Array.prototype.reduce) or the "workaround" function? (wouldn't the
compiler consider such a function "dead code" if it were never
called?)
E.g.
   private final static JavaScriptObject forEachFn;
   static {
      forEachFn = Compat.loadArrayForEach();
      // same for reduce
   }
with Compat.loadArrayForEach returning Array.prototype.forEach instead
of assining it:
   if (Array.prototype.forEach) {
      return Array.prototype.forEach;
   } else {
      return function(fun) { ... };
   }

AFAIK, many other "extensions to ECMA-262" aren't supported in
Internet Explorer (even IE7), so I wouldn't include them (hence issue
#2793 only dealing with ECMA-262 methods), or emulate them all as the
forEach and reduce methods.


Side notes:
 - GALGWT is using newInstance() instead of create(); I've migrated
GWT-in-the-AIR to follow the same naming, so GWT-Incubator should use
it too.
 - shouldn't your implementations of forEach, map, reduce, filter,
etc. pass an anonymous function instead of the execute() function?
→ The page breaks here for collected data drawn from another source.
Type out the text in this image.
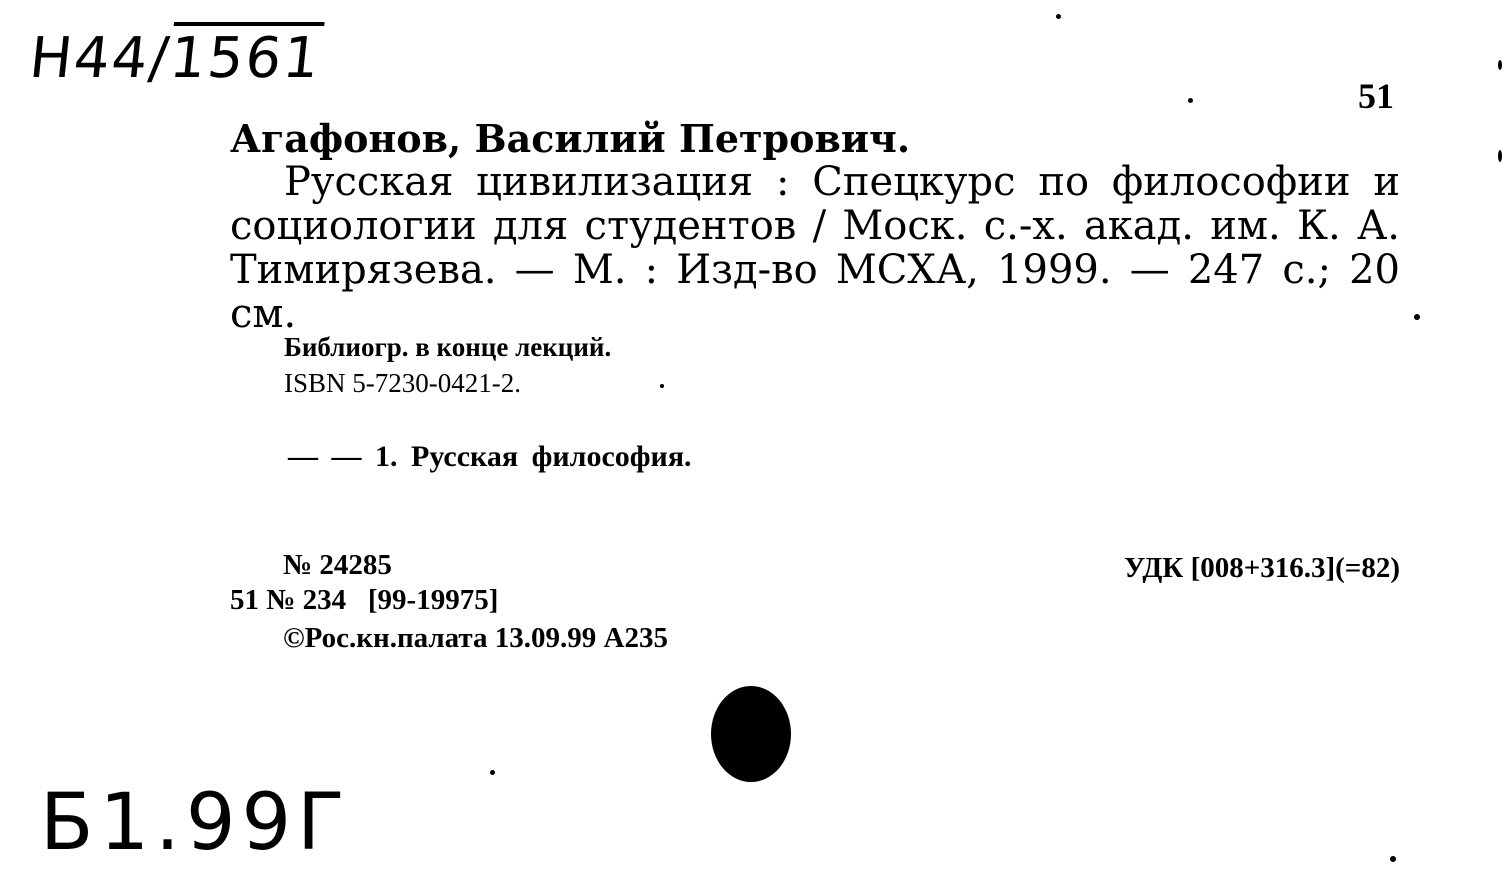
Н44/1561
51
Агафонов, Василий Петрович.
Русская цивилизация : Спецкурс по философии и социологии для студентов / Моск. с.-х. акад. им. К. А. Тимирязева. — М. : Изд-во МСХА, 1999. — 247 с.; 20 см.
Библиогр. в конце лекций.
ISBN 5-7230-0421-2.
— — 1. Русская философия.
№ 24285
51 № 234   [99-19975]
©Рос.кн.палата 13.09.99 А235
УДК [008+316.3](=82)
Б1.99Г
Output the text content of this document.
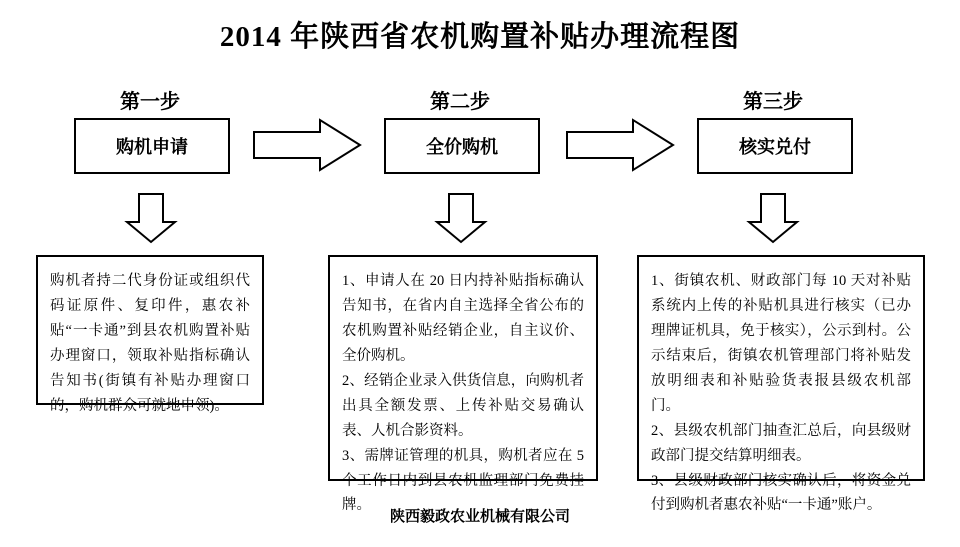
2014 年陕西省农机购置补贴办理流程图
第一步	第二步	第三步
购机申请	全价购机	核实兑付

购机者持二代身份证或组织代码证原件、复印件，惠农补贴“一卡通”到县农机购置补贴办理窗口，领取补贴指标确认告知书(街镇有补贴办理窗口的，购机群众可就地申领)。

1、申请人在 20 日内持补贴指标确认告知书，在省内自主选择全省公布的农机购置补贴经销企业，自主议价、全价购机。

2、经销企业录入供货信息，向购机者出具全额发票、上传补贴交易确认表、人机合影资料。

3、需牌证管理的机具，购机者应在 5 个工作日内到县农机监理部门免费挂牌。

1、街镇农机、财政部门每 10 天对补贴系统内上传的补贴机具进行核实（已办理牌证机具，免于核实），公示到村。公示结束后，街镇农机管理部门将补贴发放明细表和补贴验货表报县级农机部门。

2、县级农机部门抽查汇总后，向县级财政部门提交结算明细表。

3、县级财政部门核实确认后，将资金兑付到购机者惠农补贴“一卡通”账户。

陕西毅政农业机械有限公司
(isn't there a risk of loosing the 'this' of the Function object by
passing a method that way?):
      return this.forEach(function(elt,i,arr) { [EMAIL PROTECTED]::execute(...)
(elt, i, arr); });
   (still I did the very same thing as you in my sort() implementation
attached to issue 2793)
 - in our project at work where we're using JsArray* classes, I wrote
a JsArrayUtils with a "forIteration" method copying the array to a
Java array in hosted mode and just casting the JsArray to a Java array
(in JSNI) in web mode; allowing for "for (MyClass obj :
JsArrayUtils.forIteration(myJsArrayOfMyClass)) { ... }" constructs; I
think it'd be a useful addition (and the "forIteration" naming should
hopefully make it clear what's its intended usage). Code already
posted to this group (search for reinterpretCast or forIteration)
 - JSDate would benefit from "bridge" methods to build a JSDate from a
Java Date (or cast, if possible; eventually accessing the private
JavaScriptObject field from the emulated Date class) and vice versa.
 - I would rename the JsArray.Function interface to Action and the
JsArray.TestFunction to Predicate (that's how they're named in .NET,
FWIW: you execute an Action forEach element in the array, and you
evaluate –rather than execute– a Predicate to filter the array or test
if every or some items match). JsArray.MapFunction could be named
Mapper and JsArray.ReduceFunction Reducer too?
 - an JSMath.abs(int) might be useful (doesn't generate type-casting
code when casting the result back to an int), same for float, short
and byte; and same for JSMath.max and JSMath.min (byte, short, int,
float, double)
 - JSMath is actually only useful for its constants and its min and
max overloads taking more than 2 arguments, as apart from that it's
fully equivalent to (even a subset of) the java.lang.Math class.